William Steelnack, the Video Production teacher of our school, was invited to tape a “Round Table Discussion” with the six original volunteer eighth grade girls.  In the taped discussion, we asked these student’s questions like;  “What types of conflict/bullying have you seen at school?”  “What types of bullying have girls engaged in?”  “What types of bullying have boys engaged in?”  “What starts conflict?”  How best can students solve these differences peacefully?”  Individual and group responses to these questions displayed a level of honesty that made the subsequent video production riveting.

 

The “Round Table Discussions” broadcasts over our school’s TV channel, “WPGM”, to every classroom during a once a month, Tuesday mid-day homeroom session.
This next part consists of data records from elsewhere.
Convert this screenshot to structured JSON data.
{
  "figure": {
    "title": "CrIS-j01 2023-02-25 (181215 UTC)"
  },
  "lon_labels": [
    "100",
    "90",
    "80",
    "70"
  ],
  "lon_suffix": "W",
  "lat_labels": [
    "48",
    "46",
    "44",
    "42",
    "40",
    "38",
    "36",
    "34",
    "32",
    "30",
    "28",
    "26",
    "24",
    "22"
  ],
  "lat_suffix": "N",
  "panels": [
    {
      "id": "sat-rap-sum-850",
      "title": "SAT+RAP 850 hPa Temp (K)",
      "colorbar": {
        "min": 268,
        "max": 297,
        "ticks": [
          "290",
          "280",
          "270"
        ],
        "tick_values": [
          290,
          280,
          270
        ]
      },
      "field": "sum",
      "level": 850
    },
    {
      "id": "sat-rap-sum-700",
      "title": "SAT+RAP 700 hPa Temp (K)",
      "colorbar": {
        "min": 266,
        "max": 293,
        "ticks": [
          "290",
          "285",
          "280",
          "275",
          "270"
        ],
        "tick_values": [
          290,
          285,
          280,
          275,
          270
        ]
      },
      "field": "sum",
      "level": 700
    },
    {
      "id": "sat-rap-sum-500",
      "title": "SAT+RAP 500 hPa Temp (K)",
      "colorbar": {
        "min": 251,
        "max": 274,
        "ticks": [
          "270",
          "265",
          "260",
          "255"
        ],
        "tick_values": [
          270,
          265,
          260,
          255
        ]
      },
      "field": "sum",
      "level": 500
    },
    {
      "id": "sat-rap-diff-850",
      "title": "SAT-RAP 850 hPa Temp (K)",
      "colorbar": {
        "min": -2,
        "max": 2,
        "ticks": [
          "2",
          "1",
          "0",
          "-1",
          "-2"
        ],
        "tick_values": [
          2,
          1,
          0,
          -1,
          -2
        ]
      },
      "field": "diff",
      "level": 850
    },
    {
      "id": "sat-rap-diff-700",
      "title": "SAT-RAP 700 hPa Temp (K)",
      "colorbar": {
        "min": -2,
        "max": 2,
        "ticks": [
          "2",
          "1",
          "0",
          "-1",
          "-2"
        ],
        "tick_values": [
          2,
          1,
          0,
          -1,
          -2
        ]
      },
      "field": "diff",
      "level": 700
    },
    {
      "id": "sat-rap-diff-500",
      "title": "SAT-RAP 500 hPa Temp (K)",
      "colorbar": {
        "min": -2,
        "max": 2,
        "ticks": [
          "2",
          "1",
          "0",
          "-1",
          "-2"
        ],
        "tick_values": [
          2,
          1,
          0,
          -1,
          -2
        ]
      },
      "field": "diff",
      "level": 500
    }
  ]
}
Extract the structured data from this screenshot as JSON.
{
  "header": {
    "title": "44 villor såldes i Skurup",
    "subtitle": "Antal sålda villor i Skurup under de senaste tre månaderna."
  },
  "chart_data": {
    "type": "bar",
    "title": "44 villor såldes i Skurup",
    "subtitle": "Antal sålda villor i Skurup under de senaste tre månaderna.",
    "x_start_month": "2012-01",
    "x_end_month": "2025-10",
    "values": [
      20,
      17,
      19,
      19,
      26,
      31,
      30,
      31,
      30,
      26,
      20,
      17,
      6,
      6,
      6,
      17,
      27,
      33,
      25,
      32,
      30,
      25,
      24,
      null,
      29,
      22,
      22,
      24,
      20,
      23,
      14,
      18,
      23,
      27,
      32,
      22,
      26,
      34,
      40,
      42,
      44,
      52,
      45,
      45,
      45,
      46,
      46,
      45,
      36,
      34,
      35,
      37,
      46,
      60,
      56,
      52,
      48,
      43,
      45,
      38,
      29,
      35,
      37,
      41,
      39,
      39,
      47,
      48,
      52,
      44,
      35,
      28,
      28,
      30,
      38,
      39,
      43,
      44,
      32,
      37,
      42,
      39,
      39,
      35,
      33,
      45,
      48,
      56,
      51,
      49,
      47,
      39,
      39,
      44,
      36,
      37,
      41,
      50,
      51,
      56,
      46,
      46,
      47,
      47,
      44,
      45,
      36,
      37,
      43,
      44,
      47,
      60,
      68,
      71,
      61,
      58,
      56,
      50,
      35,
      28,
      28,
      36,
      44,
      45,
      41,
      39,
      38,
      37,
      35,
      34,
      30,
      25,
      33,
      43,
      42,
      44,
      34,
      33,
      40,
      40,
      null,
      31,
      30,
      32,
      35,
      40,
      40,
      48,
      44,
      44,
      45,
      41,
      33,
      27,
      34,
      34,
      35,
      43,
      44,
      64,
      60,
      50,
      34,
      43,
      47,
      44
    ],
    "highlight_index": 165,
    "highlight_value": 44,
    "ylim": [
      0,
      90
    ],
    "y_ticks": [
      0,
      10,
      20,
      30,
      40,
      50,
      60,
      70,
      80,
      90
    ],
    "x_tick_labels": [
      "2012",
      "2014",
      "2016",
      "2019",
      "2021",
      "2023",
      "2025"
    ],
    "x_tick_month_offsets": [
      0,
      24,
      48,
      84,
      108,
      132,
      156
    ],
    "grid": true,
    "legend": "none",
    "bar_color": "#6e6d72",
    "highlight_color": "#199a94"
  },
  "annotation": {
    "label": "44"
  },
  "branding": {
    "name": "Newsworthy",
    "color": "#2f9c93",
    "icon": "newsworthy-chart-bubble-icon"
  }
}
The initial shockwave it sent through the school could be felt months later.  More students have joined the group since the airing of the discussion and more continue to look for positive ways to solve differences through functional conflict resolution.  On a weekly basis student members report stories of how they have intervened in conflicts and found positive solutions.

 

Students may be uncomfortable talking with teachers about being bullied.  They may have trouble talking about this at home.  But, they seem to be very comfortable talking with older peers.  Students see bullying in the hallways, locker rooms, cafeteria and school buses, places teachers will never see.  The initiative of the Conflict-Violence Prevention Group reinforces that middle school students can be true leaders and positive behavior is contagious if you give it a positive voice and a positive place in school to be discussed.

 

The Current Format

 

We are currently at 60 members and counting, stretching across 6th, 7th and 8th grade.  Most members are 6th and 7th graders and about half a dozen 8th graders.  The format of our current group has changed a little.  The students created an outline at the beginning of the year of 10 topics they would like to discuss and share with the school in our video series called the “Roundtable”.  Some topics of interest were, name-calling, stereotypes, disrespect towards staff and substitutes, texting in school, cyber bullying, and fighting.  The group shares their thoughts on these topics, sighting specific examples, without naming names while being filmed.  The one-on-one intervention phase is all but gone at this point, but the size of the group continues to grow everyday.  In my opinion, this shows an interest in this topic on the part of the students and a need for the teaching of conflict prevention and resolution skills.